Una faida combattuta a colpi di frecciatine e commenti ambigui -quasi tutti da parte sua, va detto- che dura ormai da un lustro, ma che non accenna a placarsi. Due giorni fa, al contrario, si è aggiunto un nuovo capito alla questione. Su X, la scrittrice ha risposto a un quesito che invitava agli utenti di indicare «l’attore/attrice che rovina immediatamente un film» scrivendo: «Ho tre ipotesi.

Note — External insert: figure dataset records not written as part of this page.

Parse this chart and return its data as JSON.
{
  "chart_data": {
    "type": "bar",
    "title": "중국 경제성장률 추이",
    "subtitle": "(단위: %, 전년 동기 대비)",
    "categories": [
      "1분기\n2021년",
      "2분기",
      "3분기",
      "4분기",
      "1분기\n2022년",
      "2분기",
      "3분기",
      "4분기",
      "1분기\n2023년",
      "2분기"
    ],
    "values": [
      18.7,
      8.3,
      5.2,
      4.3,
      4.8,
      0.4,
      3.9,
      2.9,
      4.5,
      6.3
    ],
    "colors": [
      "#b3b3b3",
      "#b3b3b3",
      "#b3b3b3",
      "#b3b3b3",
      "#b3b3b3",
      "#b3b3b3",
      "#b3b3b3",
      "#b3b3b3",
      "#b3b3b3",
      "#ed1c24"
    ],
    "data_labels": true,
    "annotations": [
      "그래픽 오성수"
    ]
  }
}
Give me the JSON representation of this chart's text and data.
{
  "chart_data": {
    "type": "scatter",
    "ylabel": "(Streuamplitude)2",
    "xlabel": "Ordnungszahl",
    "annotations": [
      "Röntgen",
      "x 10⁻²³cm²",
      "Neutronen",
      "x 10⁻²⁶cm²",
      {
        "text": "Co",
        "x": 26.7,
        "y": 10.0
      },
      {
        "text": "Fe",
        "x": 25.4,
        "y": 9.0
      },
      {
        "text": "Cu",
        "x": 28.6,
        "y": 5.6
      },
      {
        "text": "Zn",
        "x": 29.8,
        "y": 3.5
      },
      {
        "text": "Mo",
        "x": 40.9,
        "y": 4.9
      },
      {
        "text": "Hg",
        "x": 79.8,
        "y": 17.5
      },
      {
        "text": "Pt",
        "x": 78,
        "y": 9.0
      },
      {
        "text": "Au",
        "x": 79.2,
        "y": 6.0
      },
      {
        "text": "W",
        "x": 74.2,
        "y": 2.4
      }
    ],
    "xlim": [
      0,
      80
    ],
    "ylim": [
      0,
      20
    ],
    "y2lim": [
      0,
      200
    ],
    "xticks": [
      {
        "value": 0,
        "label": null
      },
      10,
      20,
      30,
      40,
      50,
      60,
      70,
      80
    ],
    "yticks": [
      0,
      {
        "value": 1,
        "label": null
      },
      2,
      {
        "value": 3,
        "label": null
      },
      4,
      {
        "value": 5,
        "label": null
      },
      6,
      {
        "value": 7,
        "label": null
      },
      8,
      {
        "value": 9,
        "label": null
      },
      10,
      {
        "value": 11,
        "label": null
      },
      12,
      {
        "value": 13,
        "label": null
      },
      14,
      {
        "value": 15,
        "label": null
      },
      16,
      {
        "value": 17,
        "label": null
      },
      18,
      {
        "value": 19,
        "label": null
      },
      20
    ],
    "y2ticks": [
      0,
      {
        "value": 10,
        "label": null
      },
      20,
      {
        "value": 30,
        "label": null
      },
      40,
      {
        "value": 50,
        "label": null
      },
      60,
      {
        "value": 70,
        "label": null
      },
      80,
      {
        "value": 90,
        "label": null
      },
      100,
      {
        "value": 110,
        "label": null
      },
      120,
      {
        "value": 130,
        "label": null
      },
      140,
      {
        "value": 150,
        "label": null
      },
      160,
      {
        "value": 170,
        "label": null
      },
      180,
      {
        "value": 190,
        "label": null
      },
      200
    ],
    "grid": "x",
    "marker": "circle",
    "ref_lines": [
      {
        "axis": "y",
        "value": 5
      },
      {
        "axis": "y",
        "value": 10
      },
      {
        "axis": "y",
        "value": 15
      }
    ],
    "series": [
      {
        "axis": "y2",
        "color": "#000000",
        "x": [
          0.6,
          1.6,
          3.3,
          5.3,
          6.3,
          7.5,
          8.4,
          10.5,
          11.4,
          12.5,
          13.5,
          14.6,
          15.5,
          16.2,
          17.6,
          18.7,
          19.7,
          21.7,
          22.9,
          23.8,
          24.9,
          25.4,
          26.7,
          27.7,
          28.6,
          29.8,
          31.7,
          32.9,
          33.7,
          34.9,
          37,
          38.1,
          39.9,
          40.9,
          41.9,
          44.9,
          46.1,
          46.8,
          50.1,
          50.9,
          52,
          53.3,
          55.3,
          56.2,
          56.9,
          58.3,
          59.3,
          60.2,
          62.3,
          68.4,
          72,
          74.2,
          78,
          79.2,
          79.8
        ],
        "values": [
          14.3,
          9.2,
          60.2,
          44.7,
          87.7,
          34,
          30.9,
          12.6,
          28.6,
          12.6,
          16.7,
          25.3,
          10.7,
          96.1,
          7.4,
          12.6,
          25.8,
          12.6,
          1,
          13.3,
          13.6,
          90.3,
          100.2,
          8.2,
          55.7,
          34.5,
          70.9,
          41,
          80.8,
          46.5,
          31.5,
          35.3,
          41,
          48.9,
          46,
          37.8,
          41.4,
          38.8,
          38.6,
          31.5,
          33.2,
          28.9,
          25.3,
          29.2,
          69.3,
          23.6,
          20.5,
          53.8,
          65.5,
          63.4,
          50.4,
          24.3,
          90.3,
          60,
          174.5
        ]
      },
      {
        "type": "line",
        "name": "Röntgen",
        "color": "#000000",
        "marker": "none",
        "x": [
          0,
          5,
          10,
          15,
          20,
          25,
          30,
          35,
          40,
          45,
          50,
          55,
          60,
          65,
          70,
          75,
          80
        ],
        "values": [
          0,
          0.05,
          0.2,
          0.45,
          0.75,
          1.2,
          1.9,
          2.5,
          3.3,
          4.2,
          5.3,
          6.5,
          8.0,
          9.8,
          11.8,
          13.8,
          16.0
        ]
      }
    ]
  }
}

Scusate, ma era irresistibile».

J.K. Rowling contro Emma Watson, Daniel Radcliffe e Rupert Grint

J. K. Rowling
J. K. Rowling con Emma Watson, Rupert Grint e Daniel Radcliffe

Rowling non li ha esplicitamente nominati ma, ovviamente, quasi tutti hanno pensato subito ai tre protagonisti dei film dedicati al maghetto inglese, ovvero Daniel Radcliffe (Harry Potter), Emma Watson (Hermione Granger) e Rupert Grint (Ron Weasley).

La tensione tra di loro risale al 2020, quando l’autrice ha pubblicato una serie di dichiarazioni riguardanti i diritti delle persone trans, da lei non accettate come donne (ha anche detto che avrebbe preferito andare in galera piuttosto che usare i pronomi corretti per i transgender). Grint, Watson e Radcliffe hanno immediatamente preso le distanze da queste affermazioni, cosa che ha irritato parecchio J.K. Rowling, dando così il via a una frattura che ha lasciato una cicatrice ben più profonda di quella di Harry Potter e, a quanto sembra, altrettanto insanabile.